De HEERE gaat vervolgens op de vraag van Zacharia in. Hij begint ermee te zeggen dat het antwoord “het woord van de HEERE tot Zerubbabel” is. Het woord van de HEERE is ten aanzien van toekomstige gebeurtenissen met het oog op de herbouw van de tempel. Zerubbabel is ontmoedigd door de tegenstand bij de herbouw. Nu wordt hij bemoedigd dat hij het niet van menselijke kracht, van eigen inspanning, hoeft te verwachten, maar dat de Geest van God garant staat dat het werk klaarkomt.

Bij “kracht” en “geweld” kunnen we denken aan een krachtige enkeling en aan het geweld van een menigte, waarbij het in beide gevallen om menselijke inbreng gaat. Al is iemand nog zo sterk en al zijn er nog zoveel mensen bij elkaar, niets ervan kan God gebruiken om Zijn werk te doen.

Dit zegt Hij Die geen menselijke kracht kan gebruiken en die ook niet hoeft te gebruiken, daar Hij “de HEERE van de legermachten” is. Alle aardse en hemelse legermachten zijn aan Hem onderworpen en staan Hem ter beschikking.

Met deze uitleg verklaart de HEERE dat het visioen spreekt van Gods Geest door Wie Zerubbabel Gods werk kan doen. Het resultaat van dat werk is het getuigenis van Gods heerlijkheid in de wereld.

Hoe belangrijk is dit woord ook voor onze dagen die vol zijn van comités, planningen, organisaties, budgetten, sponsoracties enzovoort. Omdat een werk voor God een door en door geestelijk werk is, kan dat nooit door menselijke inspanning, niet door eigen kracht of met gezag van anderen, worden verricht (vgl. Hs 1:7). Gods werk kan alleen slagen in de kracht van de almachtige, onfeilbare Geest van God.
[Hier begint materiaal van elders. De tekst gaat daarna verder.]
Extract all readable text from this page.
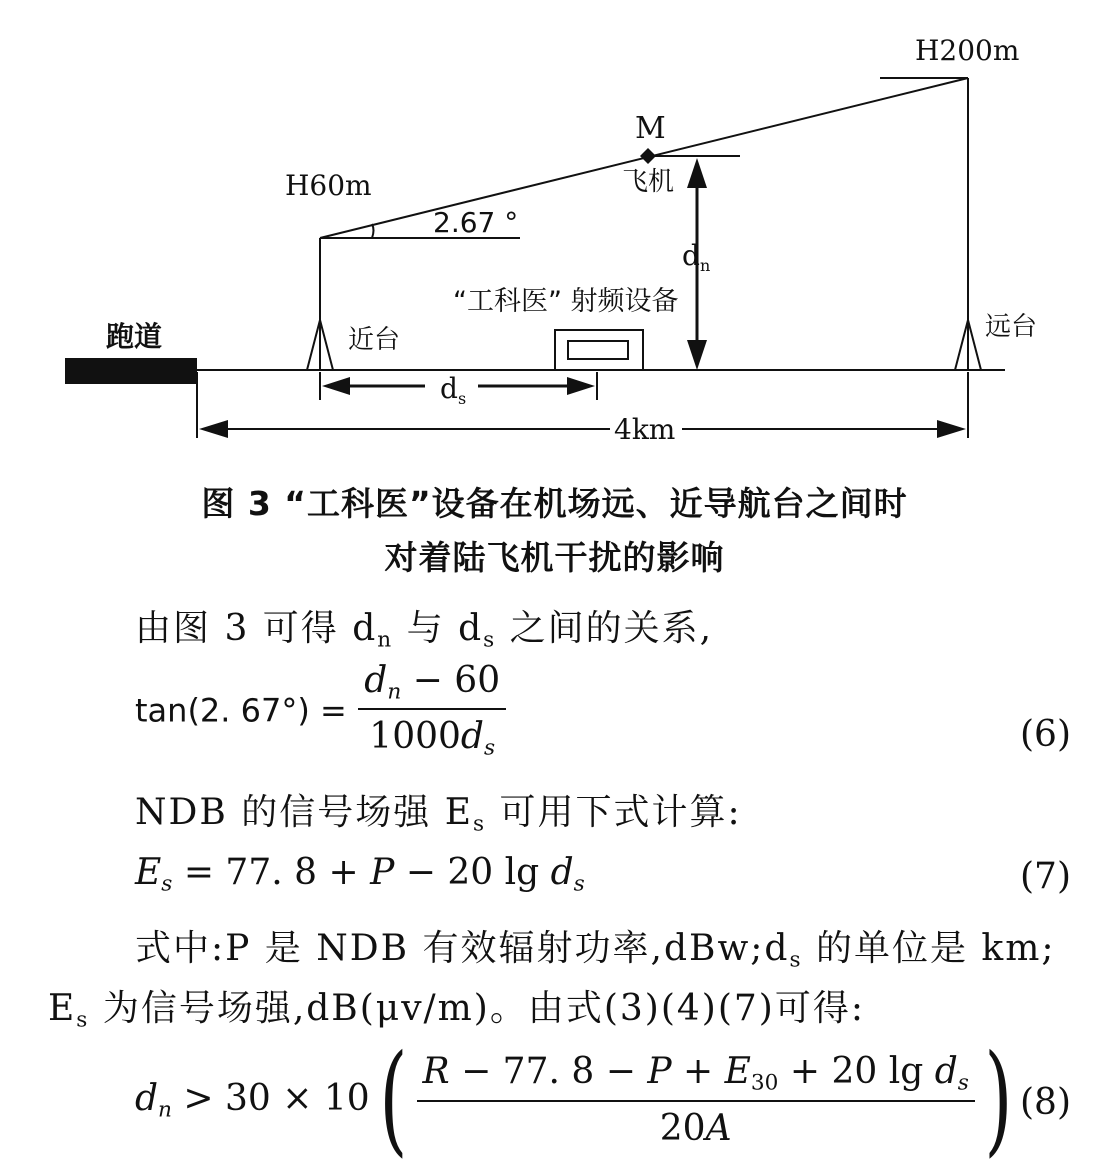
H200m
M
飞机
H60m
2.67 °
$d_n$
“工科医” 射频设备
跑道	近台	远台
$d_s$
4km
图 3 “工科医”设备在机场远、近导航台之间时
对着陆飞机干扰的影响
由图 3 可得 $d_n$ 与 $d_s$ 之间的关系,
tan(2. $67^\circ) = \frac{d_n - 60}{1000d_s}$	(6)
NDB 的信号场强 $E_s$ 可用下式计算:
$E_s = 77$. 8 + P − 20 $\lg d_s$	(7)
式中:P 是 NDB 有效辐射功率$,dBw;d_s$ 的单位是 km;
$E_s$ 为信号场强,dB(μv/m)。由式(3)(4)(7)可得:
$d_n > 30 \times 10( \frac{R - 77. 8 - P + E_{30} + 20 \lg d_s}{20A}$ ) (8)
Zoals de lampen van olie worden voorzien die komt van een bron die niet van menselijke makelij is, en ook zonder menselijke tussenkomst, gebeurt Gods werk niet via een menigte of door energieke en overredende mensen. Zwakheid is geen verhindering, maar juist een noodzaak wil God Zijn werk kunnen doen (2Ko 12:9a; 1Sm 14:6b; 2Kr 14:11; Hb 11:34).